Seizure prophylaxis in an animal model of epilepsy by dietary fluoxetine supplementation

SummaryClinical and animal model evidence suggests that selective serotonin reuptake inhibitors (SSRIs) act as anticonvulsants. The present studies tested the possibility that the El mouse model of genetically predisposed/handling-triggered epilepsy would exhibit fewer seizures following SSRI treatment via dietary fluoxetine adulteration.
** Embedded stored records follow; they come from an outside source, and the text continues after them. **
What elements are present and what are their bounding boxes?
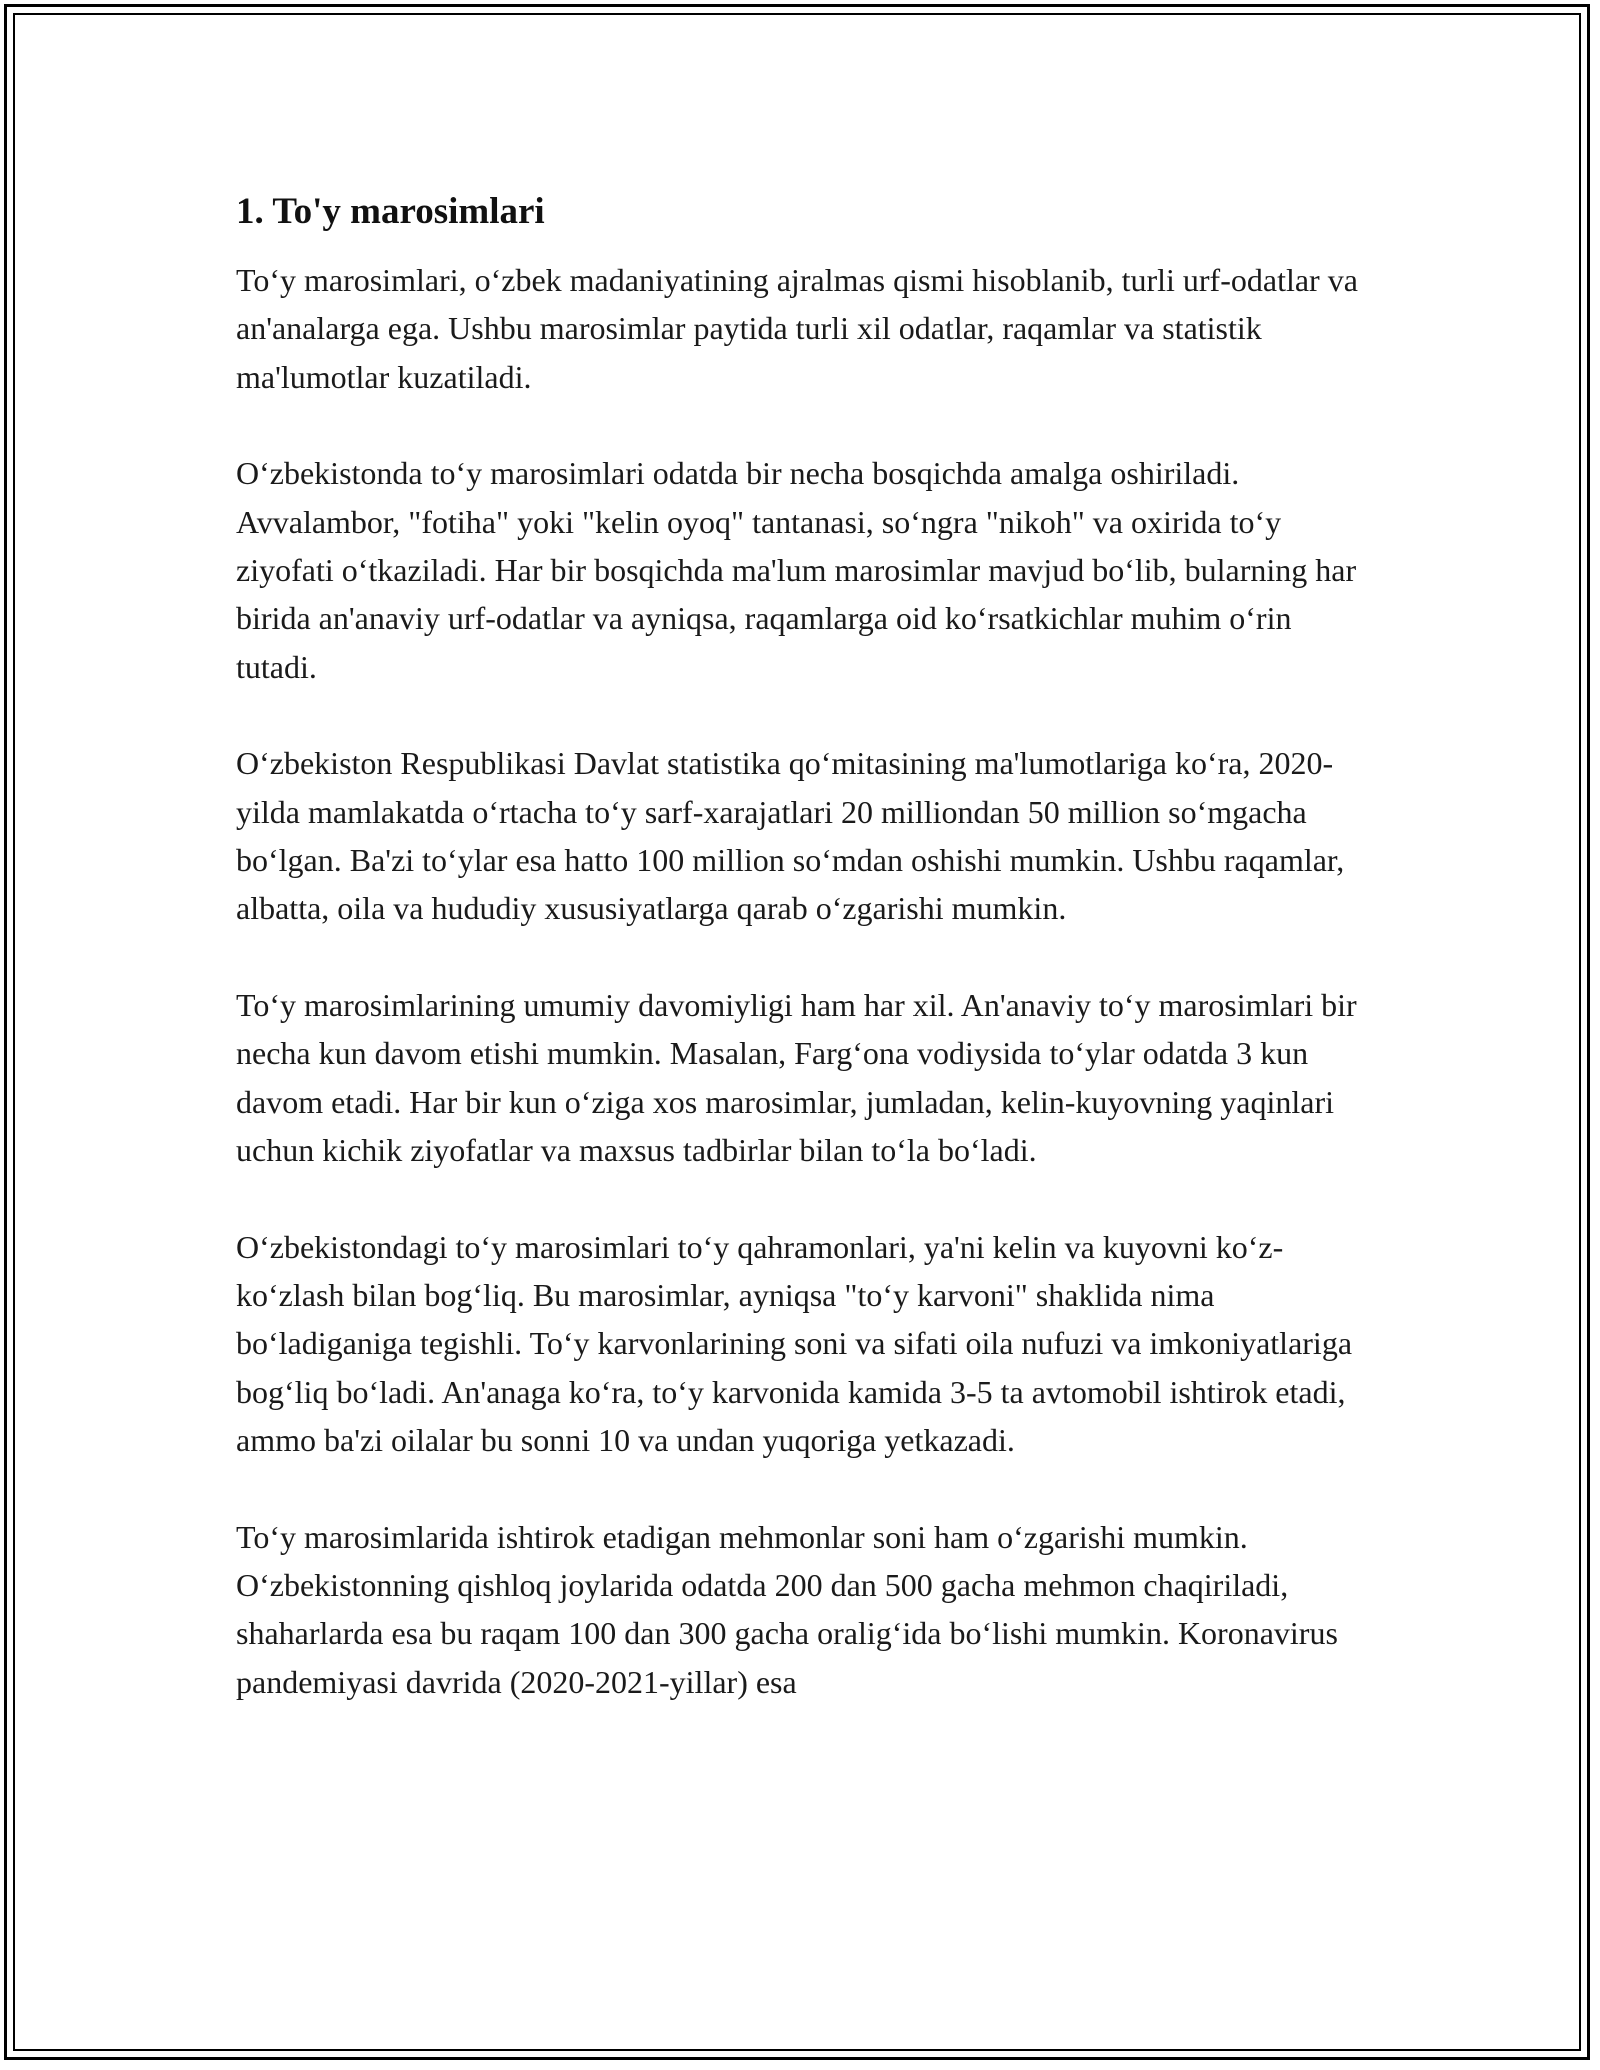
paragraph-intro: To‘y marosimlari, o‘zbek madaniyatining ajralmas qismi hisoblanib, turli urf-odatlar va an'analarga ega. Ushbu marosimlar paytida turli xil odatlar, raqamlar va statistik ma'lumotlar kuzatiladi.	[236, 262, 1358, 395]
paragraph-duration: To‘y marosimlarining umumiy davomiyligi ham har xil. An'anaviy to‘y marosimlari bir necha kun davom etishi mumkin. Masalan, Farg‘ona vodiysida to‘ylar odatda 3 kun davom etadi. Har bir kun o‘ziga xos marosimlar, jumladan, kelin-kuyovning yaqinlari uchun kichik ziyofatlar va maxsus tadbirlar bilan to‘la bo‘ladi.	[236, 986, 1357, 1169]
paragraph-stages: O‘zbekistonda to‘y marosimlari odatda bir necha bosqichda amalga oshiriladi. Avvalambor, "fotiha" yoki "kelin oyoq" tantanasi, so‘ngra "nikoh" va oxirida to‘y ziyofati o‘tkaziladi. Har bir bosqichda ma'lum marosimlar mavjud bo‘lib, bularning har birida an'anaviy urf-odatlar va ayniqsa, raqamlarga oid ko‘rsatkichlar muhim o‘rin tutadi.	[236, 455, 1357, 685]
paragraph-caravan: O‘zbekistondagi to‘y marosimlari to‘y qahramonlari, ya'ni kelin va kuyovni ko‘z-ko‘zlash bilan bog‘liq. Bu marosimlar, ayniqsa "to‘y karvoni" shaklida nima bo‘ladiganiga tegishli. To‘y karvonlarining soni va sifati oila nufuzi va imkoniyatlariga bog‘liq bo‘ladi. An'anaga ko‘ra, to‘y karvonida kamida 3-5 ta avtomobil ishtirok etadi, ammo ba'zi oilalar bu sonni 10 va undan yuqoriga yetkazadi.	[236, 1228, 1353, 1459]
section-heading: 1. To'y marosimlari	[236, 191, 545, 232]
document-body	[236, 188, 1366, 1754]
paragraph-guests: To‘y marosimlarida ishtirok etadigan mehmonlar soni ham o‘zgarishi mumkin. O‘zbekistonning qishloq joylarida odatda 200 dan 500 gacha mehmon chaqiriladi, shaharlarda esa bu raqam 100 dan 300 gacha oralig‘ida bo‘lishi mumkin. Koronavirus pandemiyasi davrida (2020-2021-yillar) esa	[236, 1518, 1338, 1700]
paragraph-expenses: O‘zbekiston Respublikasi Davlat statistika qo‘mitasining ma'lumotlariga ko‘ra, 2020-yilda mamlakatda o‘rtacha to‘y sarf-xarajatlari 20 milliondan 50 million so‘mgacha bo‘lgan. Ba'zi to‘ylar esa hatto 100 million so‘mdan oshishi mumkin. Ushbu raqamlar, albatta, oila va hududiy xususiyatlarga qarab o‘zgarishi mumkin.	[236, 745, 1345, 927]
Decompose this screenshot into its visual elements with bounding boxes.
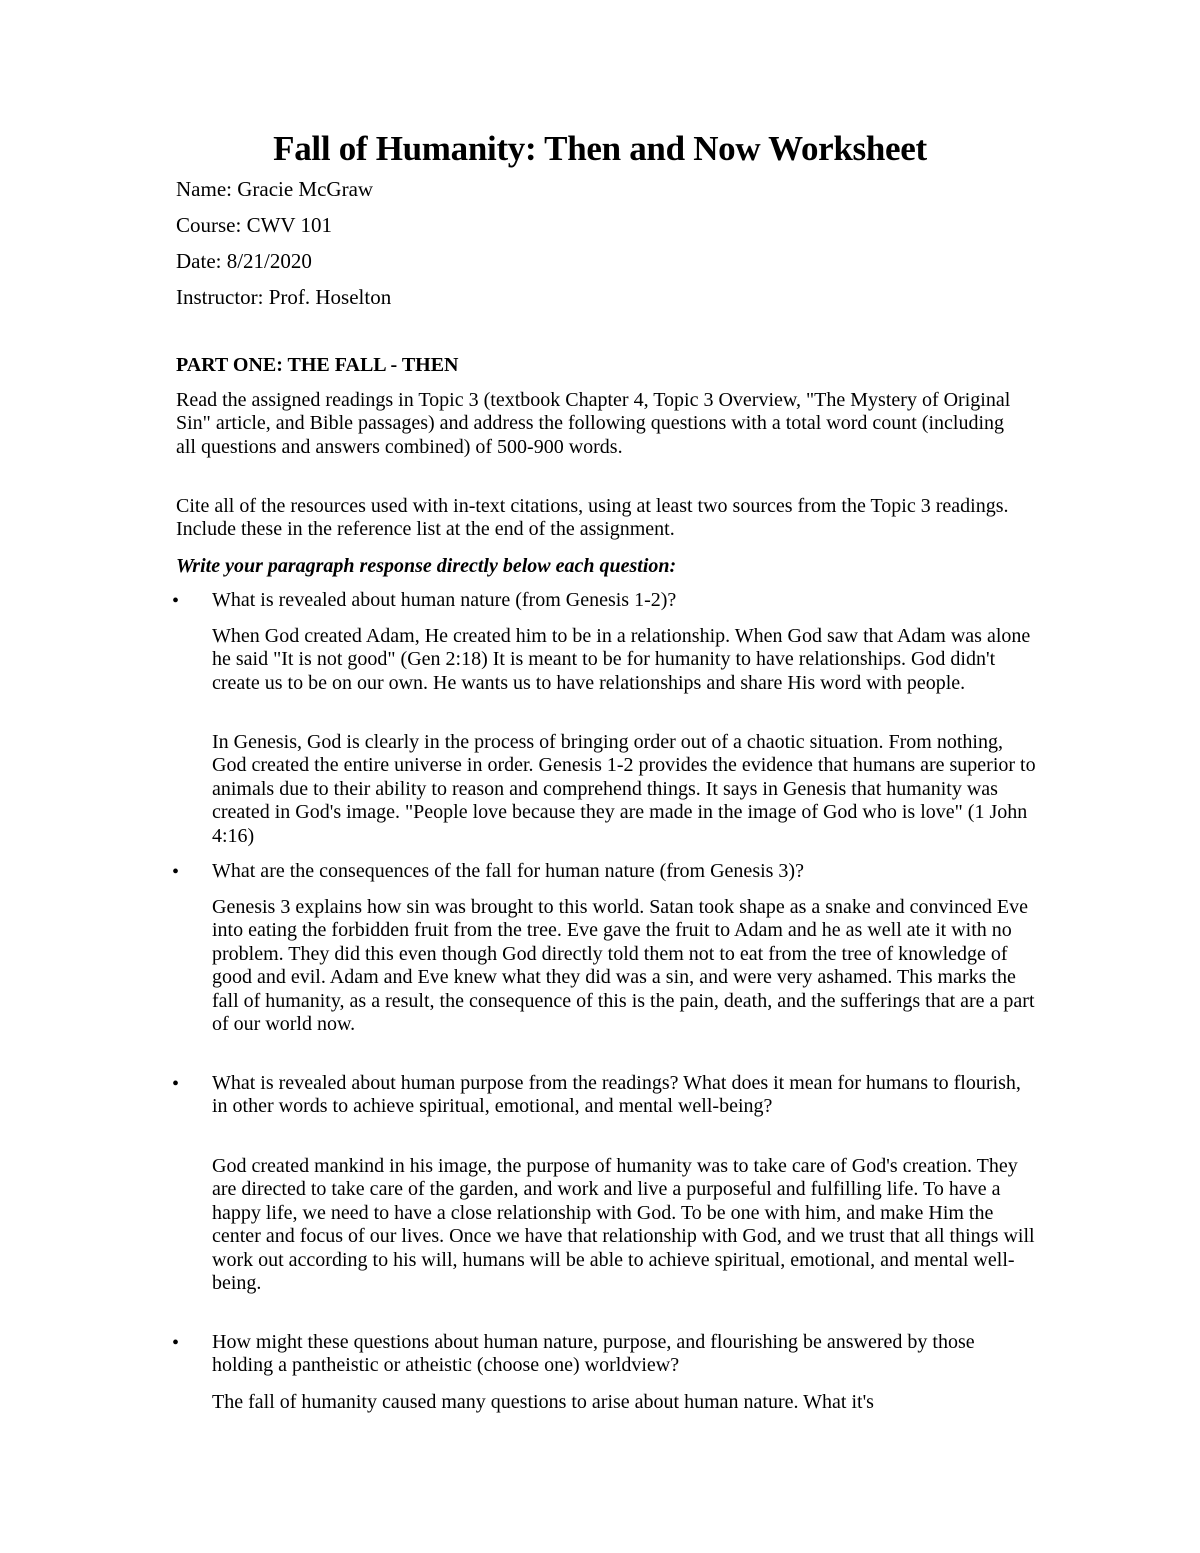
- course-line: Course: CWV 101: [176, 213, 332, 237]
- bullet-icon: •: [172, 1332, 180, 1354]
- answer-1-paragraph-1: When God created Adam, He created him to be in a relationship. When God saw that Adam was alone he said "It is not good" (Gen 2:18) It is meant to be for humanity to have relationships. God didn't create us to be on our own. He wants us to have relationships and share His word with people.: [212, 625, 1031, 694]
- question-1: What is revealed about human nature (from Genesis 1-2)?: [212, 589, 677, 611]
- answer-3-paragraph-1: God created mankind in his image, the purpose of humanity was to take care of God's creation. They are directed to take care of the garden, and work and live a purposeful and fulfilling life. To have a happy life, we need to have a close relationship with God. To be one with him, and make Him the center and focus of our lives. Once we have that relationship with God, and we trust that all things will work out according to his will, humans will be able to achieve spiritual, emotional, and mental well-being.: [212, 1155, 1035, 1295]
- answer-4-paragraph-1: The fall of humanity caused many questions to arise about human nature. What it's: [212, 1391, 874, 1413]
- instruction-line: Write your paragraph response directly below each question:: [176, 555, 677, 577]
- bullet-icon: •: [172, 590, 180, 612]
- citation-paragraph: Cite all of the resources used with in-text citations, using at least two sources from the Topic 3 readings. Include these in the reference list at the end of the assignment.: [176, 495, 1009, 541]
- instructor-line: Instructor: Prof. Hoselton: [176, 285, 392, 309]
- bullet-icon: •: [172, 861, 180, 883]
- bullet-icon: •: [172, 1073, 180, 1095]
- part-one-heading: PART ONE: THE FALL - THEN: [176, 354, 459, 376]
- question-4: How might these questions about human nature, purpose, and flourishing be answered by those holding a pantheistic or atheistic (choose one) worldview?: [212, 1331, 975, 1377]
- answer-2-paragraph-1: Genesis 3 explains how sin was brought to this world. Satan took shape as a snake and convinced Eve into eating the forbidden fruit from the tree. Eve gave the fruit to Adam and he as well ate it with no problem. They did this even though God directly told them not to eat from the tree of knowledge of good and evil. Adam and Eve knew what they did was a sin, and were very ashamed. This marks the fall of humanity, as a result, the consequence of this is the pain, death, and the sufferings that are a part of our world now.: [212, 896, 1035, 1036]
- question-2: What are the consequences of the fall for human nature (from Genesis 3)?: [212, 860, 804, 882]
- answer-1-paragraph-2: In Genesis, God is clearly in the process of bringing order out of a chaotic situation. From nothing, God created the entire universe in order. Genesis 1-2 provides the evidence that humans are superior to animals due to their ability to reason and comprehend things. It says in Genesis that humanity was created in God's image. "People love because they are made in the image of God who is love" (1 John 4:16): [212, 731, 1036, 847]
- date-line: Date: 8/21/2020: [176, 249, 312, 273]
- student-name: Name: Gracie McGraw: [176, 177, 374, 201]
- document-title: Fall of Humanity: Then and Now Worksheet: [273, 129, 927, 168]
- question-3: What is revealed about human purpose from the readings? What does it mean for humans to flourish, in other words to achieve spiritual, emotional, and mental well-being?: [212, 1072, 1021, 1118]
- intro-paragraph: Read the assigned readings in Topic 3 (textbook Chapter 4, Topic 3 Overview, "The Mystery of Original Sin" article, and Bible passages) and address the following questions with a total word count (including all questions and answers combined) of 500-900 words.: [176, 389, 1011, 458]
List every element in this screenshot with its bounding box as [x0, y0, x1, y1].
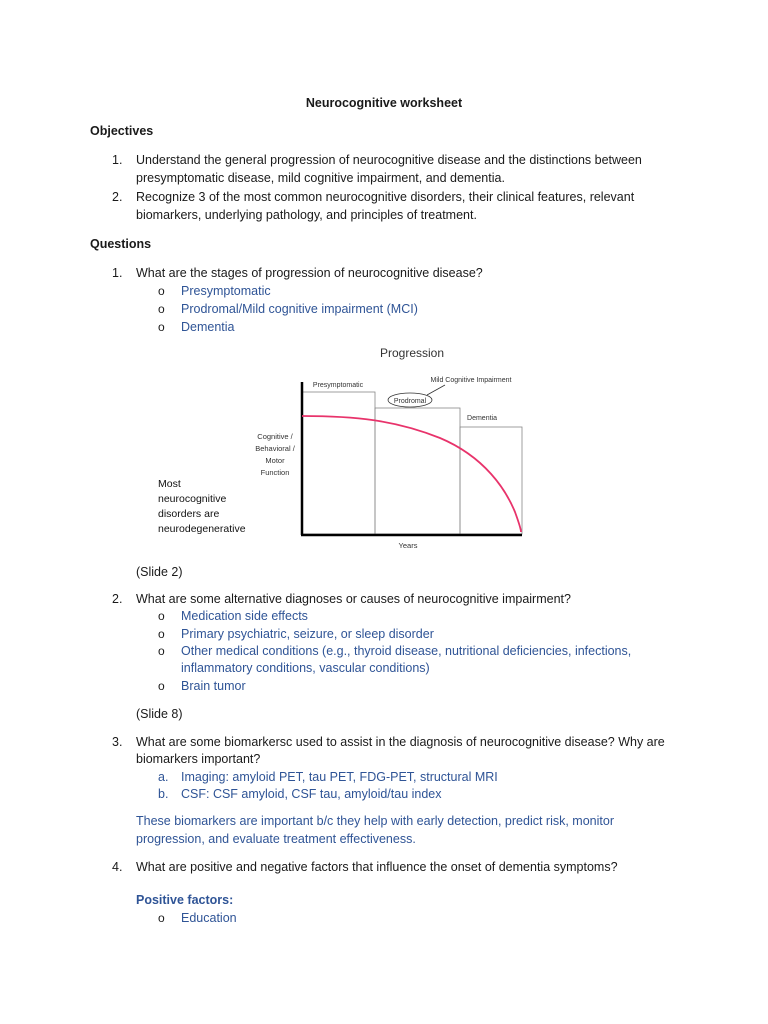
answer-note-line: These biomarkers are important b/c they help with early detection, predict risk, monitor — [136, 814, 614, 828]
question-number: 4. — [112, 860, 123, 874]
question-number: 3. — [112, 735, 123, 749]
progression-figure — [140, 340, 540, 555]
answer-note-line: progression, and evaluate treatment effectiveness. — [136, 832, 416, 846]
objective-text-line: biomarkers, underlying pathology, and principles of treatment. — [136, 208, 477, 222]
question-number: 2. — [112, 592, 123, 606]
answer-item: Brain tumor — [181, 679, 246, 693]
answer-item: Presymptomatic — [181, 284, 271, 298]
answer-item: Other medical conditions (e.g., thyroid disease, nutritional deficiencies, infections, — [181, 644, 632, 658]
objective-number: 2. — [112, 190, 123, 204]
objective-number: 1. — [112, 153, 123, 167]
side-note-line: Most — [158, 478, 181, 490]
question-text-line: biomarkers important? — [136, 752, 261, 766]
answer-item: Dementia — [181, 320, 235, 334]
question-text-line: What are some biomarkersc used to assist in the diagnosis of neurocognitive disease? Why are — [136, 735, 665, 749]
x-axis-label: Years — [398, 541, 418, 550]
y-axis-label-line: Function — [260, 468, 290, 477]
answer-item: Imaging: amyloid PET, tau PET, FDG-PET, structural MRI — [181, 770, 498, 784]
bullet-marker: o — [158, 302, 165, 316]
answer-item: Prodromal/Mild cognitive impairment (MCI) — [181, 302, 418, 316]
answer-item: CSF: CSF amyloid, CSF tau, amyloid/tau index — [181, 787, 442, 801]
objectives-heading: Objectives — [90, 124, 154, 138]
objective-text-line: Recognize 3 of the most common neurocognitive disorders, their clinical features, relevant — [136, 190, 635, 204]
question-number: 1. — [112, 266, 123, 280]
side-note-line: disorders are — [158, 508, 220, 520]
stage-box-presymptomatic — [302, 392, 375, 534]
questions-heading: Questions — [90, 237, 152, 251]
y-axis-label-line: Behavioral / — [255, 444, 295, 453]
figure-title: Progression — [379, 346, 445, 360]
stage-label: Presymptomatic — [312, 382, 364, 389]
slide-reference: (Slide 8) — [136, 707, 183, 721]
answer-item: Primary psychiatric, seizure, or sleep disorder — [181, 627, 434, 641]
bullet-marker: o — [158, 609, 165, 623]
y-axis-label-line: Motor — [265, 456, 285, 465]
answer-item: Education — [181, 911, 237, 925]
stage-box-dementia — [460, 427, 522, 534]
question-text: What are positive and negative factors that influence the onset of dementia symptoms? — [136, 860, 618, 874]
slide-reference: (Slide 2) — [136, 565, 183, 579]
mci-callout: Mild Cognitive Impairment — [430, 377, 512, 384]
question-text: What are some alternative diagnoses or causes of neurocognitive impairment? — [136, 592, 571, 606]
question-text: What are the stages of progression of neurocognitive disease? — [136, 266, 483, 280]
bullet-marker: o — [158, 644, 165, 658]
stage-box-prodromal — [375, 408, 460, 534]
side-note-line: neurodegenerative — [158, 523, 246, 535]
answer-item: Medication side effects — [181, 609, 308, 623]
progression-curve — [302, 416, 521, 532]
positive-factors-heading: Positive factors: — [136, 893, 234, 907]
answer-marker: b. — [158, 787, 169, 801]
document-title: Neurocognitive worksheet — [305, 96, 463, 110]
stage-label: Dementia — [467, 415, 497, 422]
bullet-marker: o — [158, 679, 165, 693]
bullet-marker: o — [158, 627, 165, 641]
y-axis-label-line: Cognitive / — [257, 432, 293, 441]
side-note-line: neurocognitive — [158, 493, 227, 505]
stage-label: Prodromal — [393, 398, 427, 405]
answer-item: inflammatory conditions, vascular conditions) — [181, 661, 430, 675]
bullet-marker: o — [158, 284, 165, 298]
answer-marker: a. — [158, 770, 169, 784]
bullet-marker: o — [158, 911, 165, 925]
objective-text-line: Understand the general progression of neurocognitive disease and the distinctions between — [136, 153, 642, 167]
objective-text-line: presymptomatic disease, mild cognitive impairment, and dementia. — [136, 171, 505, 185]
bullet-marker: o — [158, 320, 165, 334]
callout-pointer — [427, 385, 445, 395]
In particular, potential bioenergetic and neural mechanisms for anticonvulsant efficacy of fluoxetine were explored using food intake/body weight monitoring and quantification of brain serotonin transporter protein. El mice consuming a chow diet ad libitum or yoked in quantity to fluoxetine diet intake exhibited seizure incidence of 40% in response to tail-suspension handling, whereas seizures were abolished (0%) among El mice consuming a fluoxetine-adultered diet over 7 days. A 3 day period of fluoxetine administration was insufficient to exert anticonvulsant efficacy and all treatment groups exhibited the same circadian locomotor activity patterns at the time of seizure susceptibility testing. Bioenergetic factors could not account for the anticonvulsant efficacy of fluoxetine since yoked diet controls with matched food intake, body weight change and blood glucose levels exhibited the same 40% seizure incidence as ad libitum chow controls. Importantly, the 7 day period of dietary fluoxetine exposure was effective in selectively reducing cell density in the parietal cortex and increasing serotonin transporter protein content in the nucleus accumbens. Taken together, these results suggest that dietary fluoxetine supplementation abolishes handling-induced seizure susceptibility in El mice via a neural remodeling mechanism independent of energy balance.